Eliezer’s faith in God was something beyond question. He spent time in devotion to God. He frequently prayed to Him and at times he even cried. This was to show how deep his reverence to his creator was. It was made even more evident when Moshe questioned his faith and devotion in God. It was so obvious to him that prayer was a lifestyle. Eliezer felt so strange to be asked why he prayed and wept. He did not have an answer.
Eliezer studied the Talmud during the day. Every night he was devoted to the Qabalah. His efforts were to make him be closer with his merciful God. His enthusiasm for the knowledge of God caused him at a tender age though, want to have a master. The master was to explain to him the mysteries of God. Though his father ignored his request, Eliezer saw to it that he got one. God was merciful, full of compassion and love for His creatures. He (God) did everything for the interest of the creation.
The Dawn of Doubt in God
It was close to impossible for Eliezer to have doubt in his faith. The tenacity with which he held to his faith was great. When his rabbi told him that he prayed to God to give him the strength to ask Him the right questions, he (Eliezer) was greatly puzzled. His doubt began at the camp where the Germans were their masters. He saw great sufferings that the Jewish went through. The Jews were held hostage as prisoners at the concentration camp. When Eliezer saw the great humiliation and physical and mental torture they went through, he wondered if God still existed. He remarks, for the first time I felt revolt rise up in me. Why should I bless His name? The Eternal, Lord of the Universe, the All-Powerful and Terrible, was silent. What had I to thank Him for? (Night 31) It was hard for him to give an answer from one of the suffering Jews in the camp. Eliezer confirms this in his statement, Where is God now?’ And I heard a voice within me answer him: Where is He? (Elie 62).
The Cruel God
With the continued sufferings they went through, Eli concluded that God was all cruel. He allowed the pain on them (Jews) to fulfill His cruel purposes. Thus, the conclusion that man is just a toy before God than an ally (Elie 97). God was no longer interested in protecting his creation. He further asserts that the occurrence of pain and distress only meant that God was either ignoring or approving of such. Gregor, in seeking confirmation that he has not misjudged God he remarks,”(Gates199)
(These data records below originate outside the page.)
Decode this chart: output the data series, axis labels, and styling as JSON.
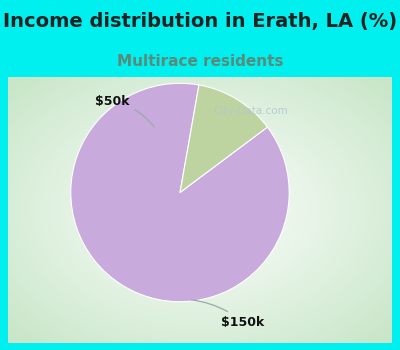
{
  "title": "Income distribution in Erath, LA (%)",
  "subtitle": "Multirace residents",
  "title_fontsize": 14,
  "subtitle_fontsize": 11,
  "title_color": "#222222",
  "subtitle_color": "#5a8a7a",
  "top_bg_color": "#00EFEF",
  "slices": [
    {
      "label": "$150k",
      "value": 88,
      "color": "#C8AADC"
    },
    {
      "label": "$50k",
      "value": 12,
      "color": "#BDD4A0"
    }
  ],
  "pie_startangle": 80,
  "label_fontsize": 9,
  "watermark": "City-Data.com",
  "watermark_color": "#b0c8cc",
  "watermark_icon_color": "#90b0b8"
}
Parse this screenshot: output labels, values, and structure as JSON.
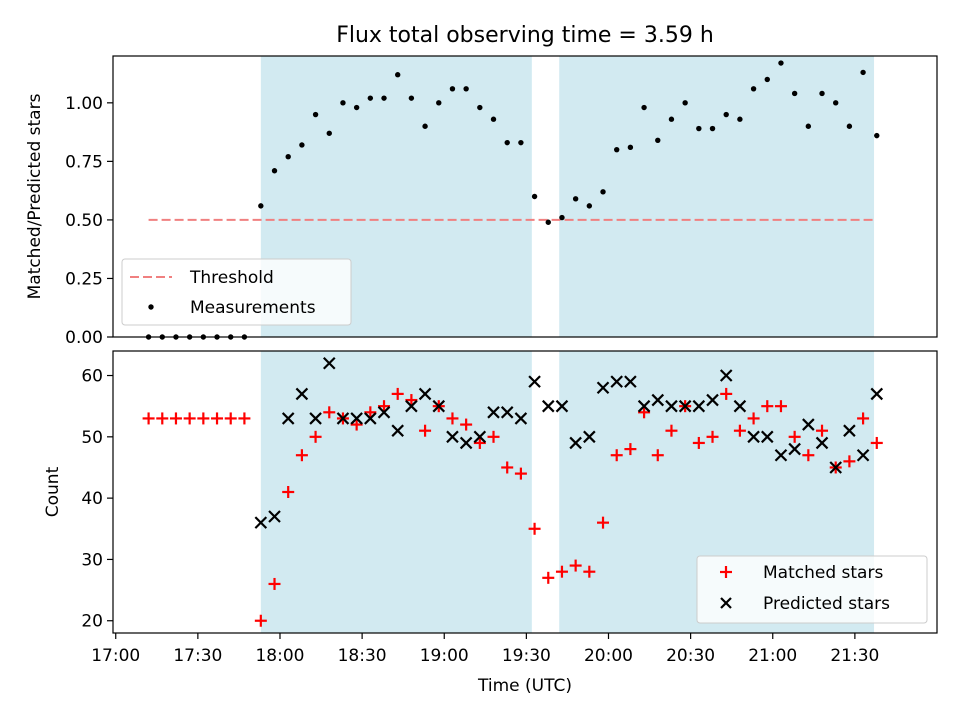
{
  "title": "Flux total observing time = 3.59 h",
  "xlabel": "Time (UTC)",
  "x_ticks": [
    "17:00",
    "17:30",
    "18:00",
    "18:30",
    "19:00",
    "19:30",
    "20:00",
    "20:30",
    "21:00",
    "21:30"
  ],
  "colors": {
    "shade": "#add8e6",
    "threshold": "#f08080",
    "matched": "#ff0000",
    "predicted": "#000000",
    "measurement": "#000000"
  },
  "chart_data": [
    {
      "type": "scatter",
      "ylabel": "Matched/Predicted stars",
      "xlim": [
        "16:59",
        "22:00"
      ],
      "ylim": [
        0,
        1.2
      ],
      "y_ticks": [
        "0.00",
        "0.25",
        "0.50",
        "0.75",
        "1.00"
      ],
      "grid": false,
      "legend_position": "lower-left",
      "legend": {
        "threshold": "Threshold",
        "measurements": "Measurements"
      },
      "shaded_intervals": [
        [
          "17:53",
          "19:32"
        ],
        [
          "19:42",
          "21:37"
        ]
      ],
      "threshold": {
        "name": "Threshold",
        "value": 0.5,
        "x_start": "17:12",
        "x_end": "21:37"
      },
      "series": [
        {
          "name": "Measurements",
          "x": [
            "17:12",
            "17:17",
            "17:22",
            "17:27",
            "17:32",
            "17:37",
            "17:42",
            "17:47",
            "17:53",
            "17:58",
            "18:03",
            "18:08",
            "18:13",
            "18:18",
            "18:23",
            "18:28",
            "18:33",
            "18:38",
            "18:43",
            "18:48",
            "18:53",
            "18:58",
            "19:03",
            "19:08",
            "19:13",
            "19:18",
            "19:23",
            "19:28",
            "19:33",
            "19:38",
            "19:43",
            "19:48",
            "19:53",
            "19:58",
            "20:03",
            "20:08",
            "20:13",
            "20:18",
            "20:23",
            "20:28",
            "20:33",
            "20:38",
            "20:43",
            "20:48",
            "20:53",
            "20:58",
            "21:03",
            "21:08",
            "21:13",
            "21:18",
            "21:23",
            "21:28",
            "21:33",
            "21:38"
          ],
          "y": [
            0,
            0,
            0,
            0,
            0,
            0,
            0,
            0,
            0.56,
            0.71,
            0.77,
            0.82,
            0.95,
            0.87,
            1.0,
            0.98,
            1.02,
            1.02,
            1.12,
            1.02,
            0.9,
            1.0,
            1.06,
            1.06,
            0.98,
            0.93,
            0.83,
            0.83,
            0.6,
            0.49,
            0.51,
            0.59,
            0.56,
            0.62,
            0.8,
            0.81,
            0.98,
            0.84,
            0.93,
            1.0,
            0.89,
            0.89,
            0.95,
            0.93,
            1.06,
            1.1,
            1.17,
            1.04,
            0.9,
            1.04,
            1.0,
            0.9,
            1.13,
            0.86
          ]
        }
      ]
    },
    {
      "type": "scatter",
      "ylabel": "Count",
      "xlim": [
        "16:59",
        "22:00"
      ],
      "ylim": [
        18,
        64
      ],
      "y_ticks": [
        "20",
        "30",
        "40",
        "50",
        "60"
      ],
      "grid": false,
      "legend_position": "lower-right",
      "legend": {
        "matched": "Matched stars",
        "predicted": "Predicted stars"
      },
      "shaded_intervals": [
        [
          "17:53",
          "19:32"
        ],
        [
          "19:42",
          "21:37"
        ]
      ],
      "series": [
        {
          "name": "Matched stars",
          "x": [
            "17:12",
            "17:17",
            "17:22",
            "17:27",
            "17:32",
            "17:37",
            "17:42",
            "17:47",
            "17:53",
            "17:58",
            "18:03",
            "18:08",
            "18:13",
            "18:18",
            "18:23",
            "18:28",
            "18:33",
            "18:38",
            "18:43",
            "18:48",
            "18:53",
            "18:58",
            "19:03",
            "19:08",
            "19:13",
            "19:18",
            "19:23",
            "19:28",
            "19:33",
            "19:38",
            "19:43",
            "19:48",
            "19:53",
            "19:58",
            "20:03",
            "20:08",
            "20:13",
            "20:18",
            "20:23",
            "20:28",
            "20:33",
            "20:38",
            "20:43",
            "20:48",
            "20:53",
            "20:58",
            "21:03",
            "21:08",
            "21:13",
            "21:18",
            "21:23",
            "21:28",
            "21:33",
            "21:38"
          ],
          "y": [
            53,
            53,
            53,
            53,
            53,
            53,
            53,
            53,
            20,
            26,
            41,
            47,
            50,
            54,
            53,
            52,
            54,
            55,
            57,
            56,
            51,
            55,
            53,
            52,
            49,
            50,
            45,
            44,
            35,
            27,
            28,
            29,
            28,
            36,
            47,
            48,
            54,
            47,
            51,
            55,
            49,
            50,
            57,
            51,
            53,
            55,
            55,
            50,
            47,
            51,
            45,
            46,
            53,
            49
          ]
        },
        {
          "name": "Predicted stars",
          "x": [
            "17:53",
            "17:58",
            "18:03",
            "18:08",
            "18:13",
            "18:18",
            "18:23",
            "18:28",
            "18:33",
            "18:38",
            "18:43",
            "18:48",
            "18:53",
            "18:58",
            "19:03",
            "19:08",
            "19:13",
            "19:18",
            "19:23",
            "19:28",
            "19:33",
            "19:38",
            "19:43",
            "19:48",
            "19:53",
            "19:58",
            "20:03",
            "20:08",
            "20:13",
            "20:18",
            "20:23",
            "20:28",
            "20:33",
            "20:38",
            "20:43",
            "20:48",
            "20:53",
            "20:58",
            "21:03",
            "21:08",
            "21:13",
            "21:18",
            "21:23",
            "21:28",
            "21:33",
            "21:38"
          ],
          "y": [
            36,
            37,
            53,
            57,
            53,
            62,
            53,
            53,
            53,
            54,
            51,
            55,
            57,
            55,
            50,
            49,
            50,
            54,
            54,
            53,
            59,
            55,
            55,
            49,
            50,
            58,
            59,
            59,
            55,
            56,
            55,
            55,
            55,
            56,
            60,
            55,
            50,
            50,
            47,
            48,
            52,
            49,
            45,
            51,
            47,
            57
          ]
        }
      ]
    }
  ]
}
No attention to God’s plan
Eli purposed in his heart not to listen anymore to the plans of God. This was as a result of what happened in the camp. He remembered Moshe’s remarks, Man raises himself toward God by the questions he asks Him. That is true dialogue. Man questions God and God answers. But we don’t understand His answers. We can’t understand them. Because they come from the depths of the soul, and they stay there until death. You will find the true answers, Eliezer, only within yourself!’ (Elie 2-3).
Elie Wiesel. Night. United States: Bantam Books, 1982. Print.
Elie Wiesel. Legends of Our Time. New York: Holt, Rinehart, Winston, Inc., 1968. Print.
Elie Wiesel. The Gates of the Forest. Canada: Holt, Rinehart, Winston, Inc., 1966. Print.
“Loss of Faith in Night by Elie Wiesel.” 123HelpMe. Web.